Video: Rosen and Tanguay take a look at the Tavares decision
In the modern era of NHL free agency, which began in 1995, a No. 1 pick had never chosen to leave the team that drafted him to sign with another.
"[Saturday] was one heck of a day," Tavares said. "You can ask my fiancée just the amount of times I walked up and down the pool at my house, just trying to get a sense of what I wanted to do and the path I wanted to take. I just felt this opportunity was just so rare. The timing of where this organization is at, where the team's at, obviously the connection of being from here … I believe that this team has got such a great opportunity, and not just for the first few years of my contract. For me, what was important was all seven years, to really believe that there was a big window here to win and to be a part of something special, and to be from here, you start to get those emotions coming. It just felt right. From the meeting we had, to my feelings over the few days and then [Saturday], just really feeling right and it was what I wanted to do."

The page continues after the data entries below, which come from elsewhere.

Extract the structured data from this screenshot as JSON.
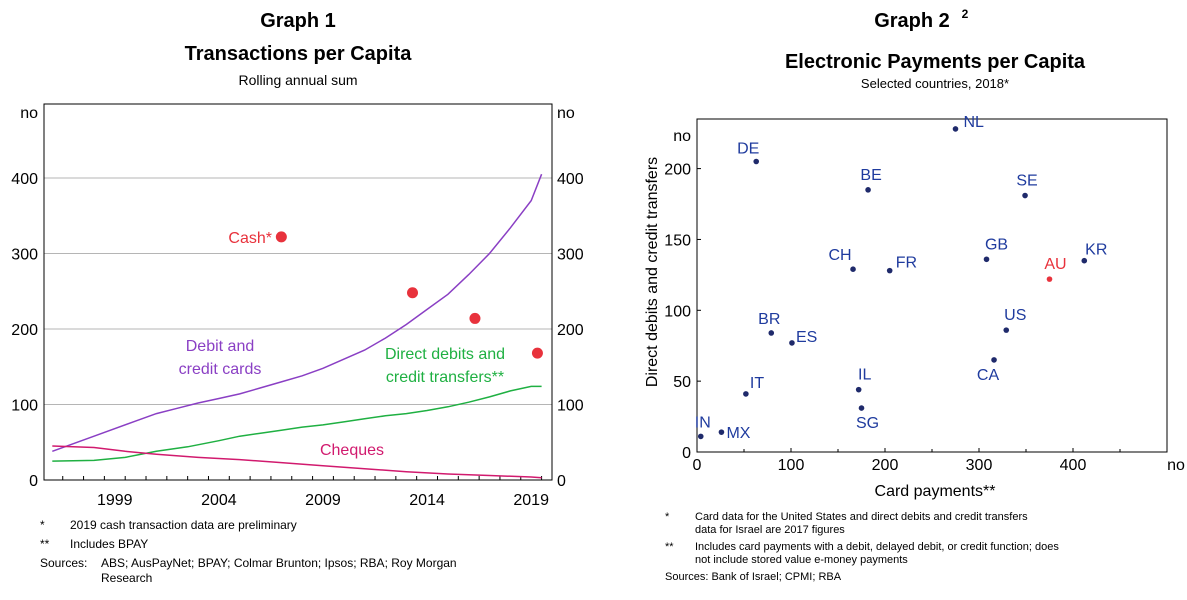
{
  "chart_data": [
    {
      "type": "line",
      "label": "Graph 1",
      "title": "Transactions per Capita",
      "subtitle": "Rolling annual sum",
      "unit_left": "no",
      "unit_right": "no",
      "x_ticks": [
        "1999",
        "2004",
        "2009",
        "2014",
        "2019"
      ],
      "y_ticks": [
        "0",
        "100",
        "200",
        "300",
        "400"
      ],
      "xlim": [
        1995.6,
        2020.0
      ],
      "ylim": [
        0,
        400
      ],
      "grid": true,
      "series": [
        {
          "label": "Debit and credit cards",
          "color": "#8a3fc4",
          "x": [
            1996.0,
            1998.0,
            2000.0,
            2001.0,
            2002.0,
            2003.0,
            2004.0,
            2005.0,
            2006.0,
            2007.0,
            2008.0,
            2009.0,
            2010.0,
            2011.0,
            2012.0,
            2013.0,
            2014.0,
            2015.0,
            2016.0,
            2017.0,
            2018.0,
            2019.0,
            2019.5
          ],
          "y": [
            38,
            58,
            78,
            88,
            95,
            102,
            108,
            114,
            122,
            130,
            138,
            148,
            160,
            172,
            188,
            206,
            226,
            246,
            272,
            300,
            334,
            370,
            405
          ]
        },
        {
          "label": "Direct debits and credit transfers",
          "color": "#1fb042",
          "x": [
            1996.0,
            1998.0,
            1999.5,
            2001.0,
            2002.5,
            2004.0,
            2005.0,
            2006.0,
            2007.0,
            2008.0,
            2009.0,
            2010.0,
            2011.0,
            2012.0,
            2013.0,
            2014.0,
            2015.0,
            2016.0,
            2017.0,
            2018.0,
            2019.0,
            2019.5
          ],
          "y": [
            25,
            26,
            30,
            38,
            44,
            52,
            58,
            62,
            66,
            70,
            73,
            77,
            81,
            85,
            88,
            92,
            97,
            103,
            110,
            118,
            124,
            124
          ]
        },
        {
          "label": "Cheques",
          "color": "#d11a6e",
          "x": [
            1996.0,
            1998.0,
            1999.5,
            2001.0,
            2003.0,
            2005.0,
            2007.0,
            2009.0,
            2011.0,
            2013.0,
            2015.0,
            2017.0,
            2019.0,
            2019.5
          ],
          "y": [
            45,
            43,
            38,
            34,
            30,
            27,
            23,
            19,
            15,
            11,
            8,
            6,
            4,
            3
          ]
        }
      ],
      "points": {
        "label": "Cash*",
        "color": "#e8323c",
        "x": [
          2007.0,
          2013.3,
          2016.3,
          2019.3
        ],
        "y": [
          322,
          248,
          214,
          168
        ]
      },
      "annotations": [
        "Cash*",
        "Debit and",
        "credit cards",
        "Direct debits and",
        "credit transfers**",
        "Cheques"
      ]
    },
    {
      "type": "scatter",
      "label": "Graph 2",
      "label_sup": "2",
      "title": "Electronic Payments per Capita",
      "subtitle": "Selected countries, 2018*",
      "xlabel": "Card payments**",
      "ylabel": "Direct debits and credit transfers",
      "unit_y": "no",
      "unit_x": "no",
      "x_ticks": [
        "0",
        "100",
        "200",
        "300",
        "400"
      ],
      "y_ticks": [
        "0",
        "50",
        "100",
        "150",
        "200"
      ],
      "xlim": [
        0,
        500
      ],
      "ylim": [
        0,
        235
      ],
      "grid": false,
      "points": [
        {
          "label": "NL",
          "x": 275,
          "y": 228
        },
        {
          "label": "DE",
          "x": 63,
          "y": 205
        },
        {
          "label": "BE",
          "x": 182,
          "y": 185
        },
        {
          "label": "SE",
          "x": 349,
          "y": 181
        },
        {
          "label": "GB",
          "x": 308,
          "y": 136
        },
        {
          "label": "KR",
          "x": 412,
          "y": 135
        },
        {
          "label": "CH",
          "x": 166,
          "y": 129
        },
        {
          "label": "FR",
          "x": 205,
          "y": 128
        },
        {
          "label": "AU",
          "x": 375,
          "y": 122,
          "color": "#e8323c"
        },
        {
          "label": "US",
          "x": 329,
          "y": 86
        },
        {
          "label": "BR",
          "x": 79,
          "y": 84
        },
        {
          "label": "ES",
          "x": 101,
          "y": 77
        },
        {
          "label": "CA",
          "x": 316,
          "y": 65
        },
        {
          "label": "IL",
          "x": 172,
          "y": 44
        },
        {
          "label": "IT",
          "x": 52,
          "y": 41
        },
        {
          "label": "SG",
          "x": 175,
          "y": 31
        },
        {
          "label": "MX",
          "x": 26,
          "y": 14
        },
        {
          "label": "IN",
          "x": 4,
          "y": 11
        }
      ]
    }
  ],
  "notes1": [
    {
      "mark": "*",
      "text": "2019 cash transaction data are preliminary"
    },
    {
      "mark": "**",
      "text": "Includes BPAY"
    }
  ],
  "sources1_label": "Sources:",
  "sources1_text": "ABS; AusPayNet; BPAY; Colmar Brunton; Ipsos; RBA; Roy Morgan Research",
  "notes2": [
    {
      "mark": "*",
      "text": "Card data for the United States and direct debits and credit transfers data for Israel are 2017 figures"
    },
    {
      "mark": "**",
      "text": "Includes card payments with a debit, delayed debit, or credit function; does not include stored value e-money payments"
    }
  ],
  "sources2": "Sources: Bank of Israel; CPMI; RBA"
}
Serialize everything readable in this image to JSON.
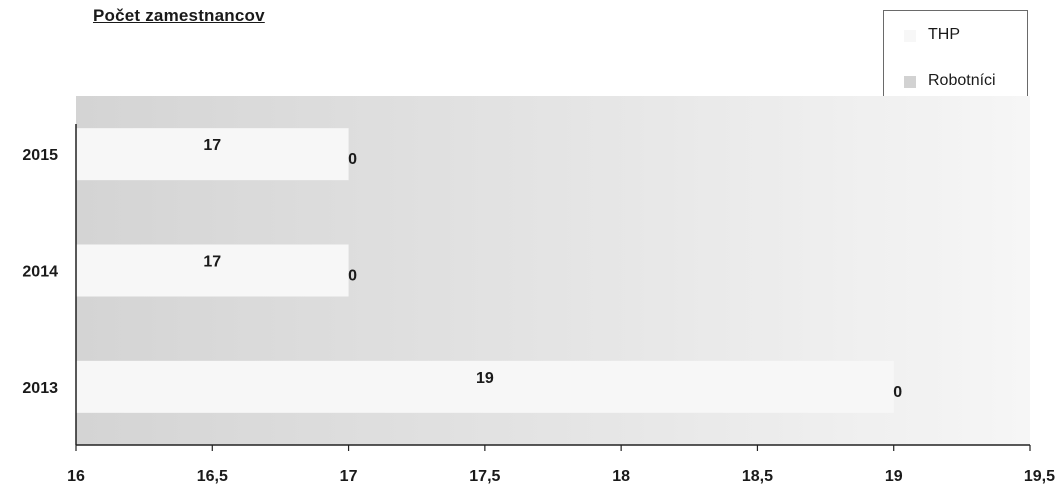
{
  "chart_data": {
    "type": "bar",
    "orientation": "horizontal",
    "title": "Počet zamestnancov",
    "categories": [
      "2015",
      "2014",
      "2013"
    ],
    "series": [
      {
        "name": "THP",
        "values": [
          17,
          17,
          19
        ],
        "color": "#f7f7f7",
        "labels": [
          "17",
          "17",
          "19"
        ]
      },
      {
        "name": "Robotníci",
        "values": [
          0,
          0,
          0
        ],
        "color": "#d2d2d2",
        "labels": [
          "0",
          "0",
          "0"
        ]
      }
    ],
    "xlim": [
      16,
      19.5
    ],
    "x_ticks": [
      "16",
      "16,5",
      "17",
      "17,5",
      "18",
      "18,5",
      "19",
      "19,5"
    ],
    "plot_area_color": "#dcdcdc",
    "legend_position": "top-right",
    "grid": false
  }
}
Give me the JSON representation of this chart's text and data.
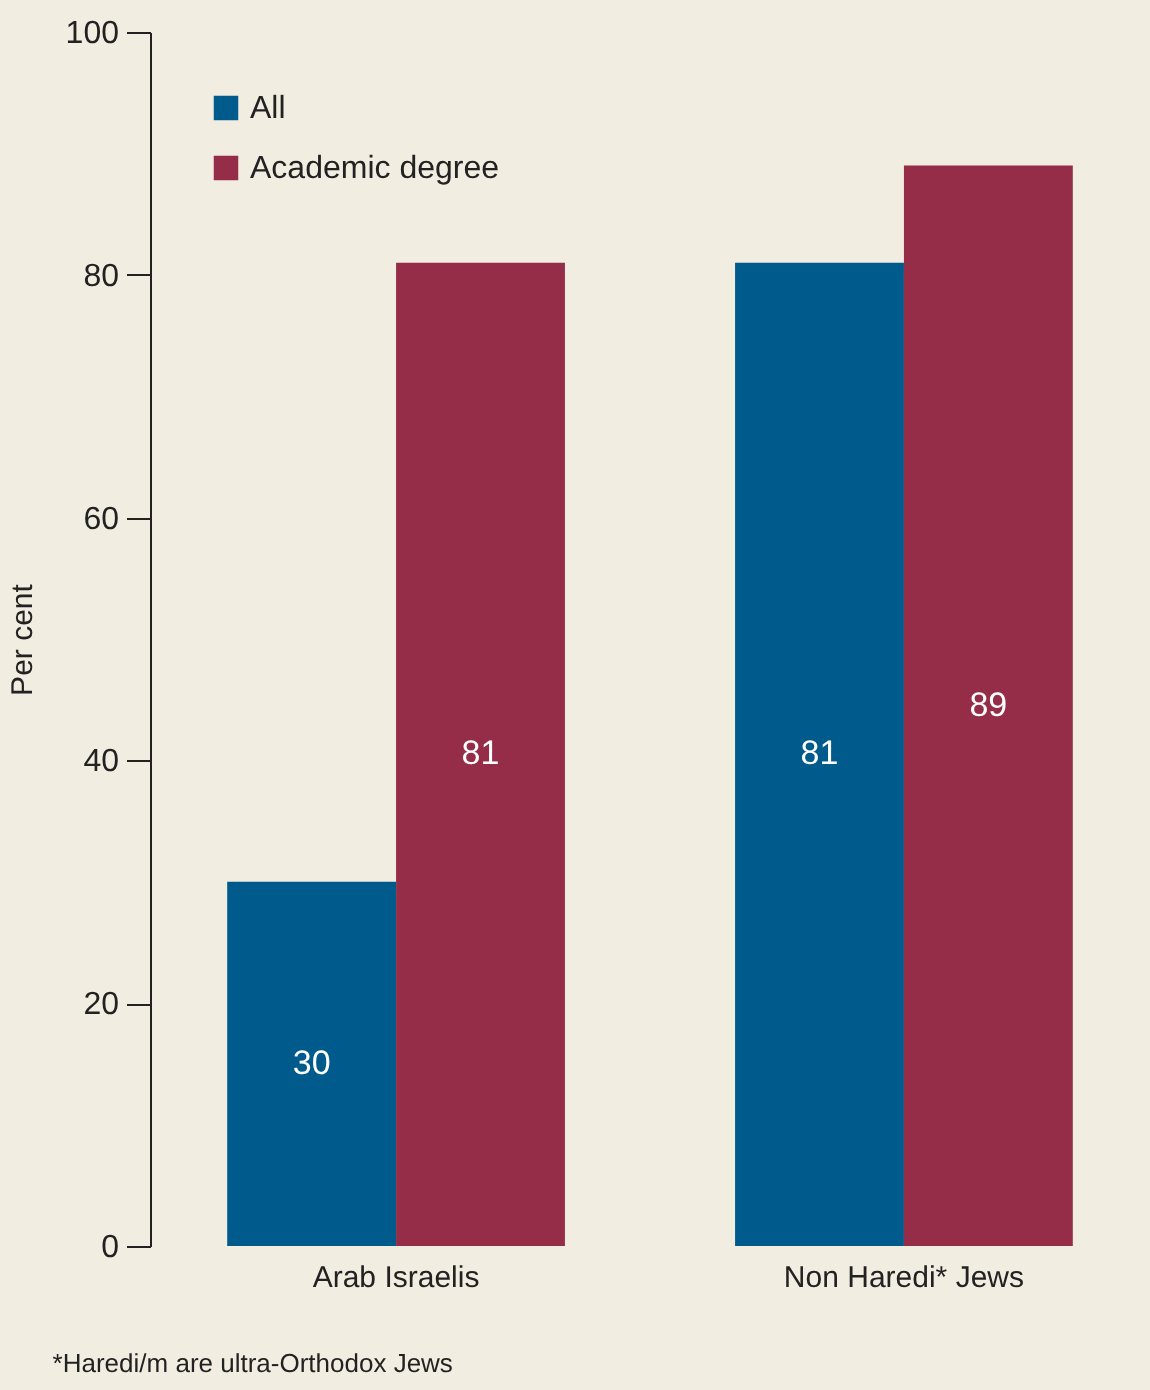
{
  "chart_data": {
    "type": "bar",
    "ylabel": "Per cent",
    "categories": [
      "Arab Israelis",
      "Non Haredi* Jews"
    ],
    "series": [
      {
        "name": "All",
        "color": "#005b8c",
        "values": [
          30,
          81
        ]
      },
      {
        "name": "Academic degree",
        "color": "#952d48",
        "values": [
          81,
          89
        ]
      }
    ],
    "ylim": [
      0,
      100
    ],
    "yticks": [
      0,
      20,
      40,
      60,
      80,
      100
    ],
    "legend": "top left",
    "data_labels": true,
    "annotations": [
      "*Haredi/m are ultra-Orthodox Jews"
    ]
  }
}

The Maple Leafs have qualified for the Stanley Cup Playoffs the past two seasons but have not won a series since 2004 or the Stanley Cup since 1967. They finished third in the Atlantic Division last season (49-26-7) and lost to the Bruins in the Eastern Conference First Round in seven games.
"Late last night it became apparent that this was the way John was leaning with his decision," Dubas said. "Then we had to work out a contract, obviously, very, very late last night into the morning and this morning."
Tavares had 84 points (37 goals, 47 assists) last season and his 621 points (272 goals, 349 assists) rank fifth in Islanders history and first among players who didn't play on New York's four consecutive Stanley Cup championship teams from 1980-83. He led the Islanders in scoring in seven of his nine NHL seasons and has finished no lower than second.
He has scored at least 24 goals in each season and has 22 points (11 goals, 11 assists) in 24 playoff games. He scored in the second overtime of a 2-1 win against the Florida Panthers in Game 6 of the Eastern Conference First Round in 2016 to give the Islanders their only playoff series win since 1993.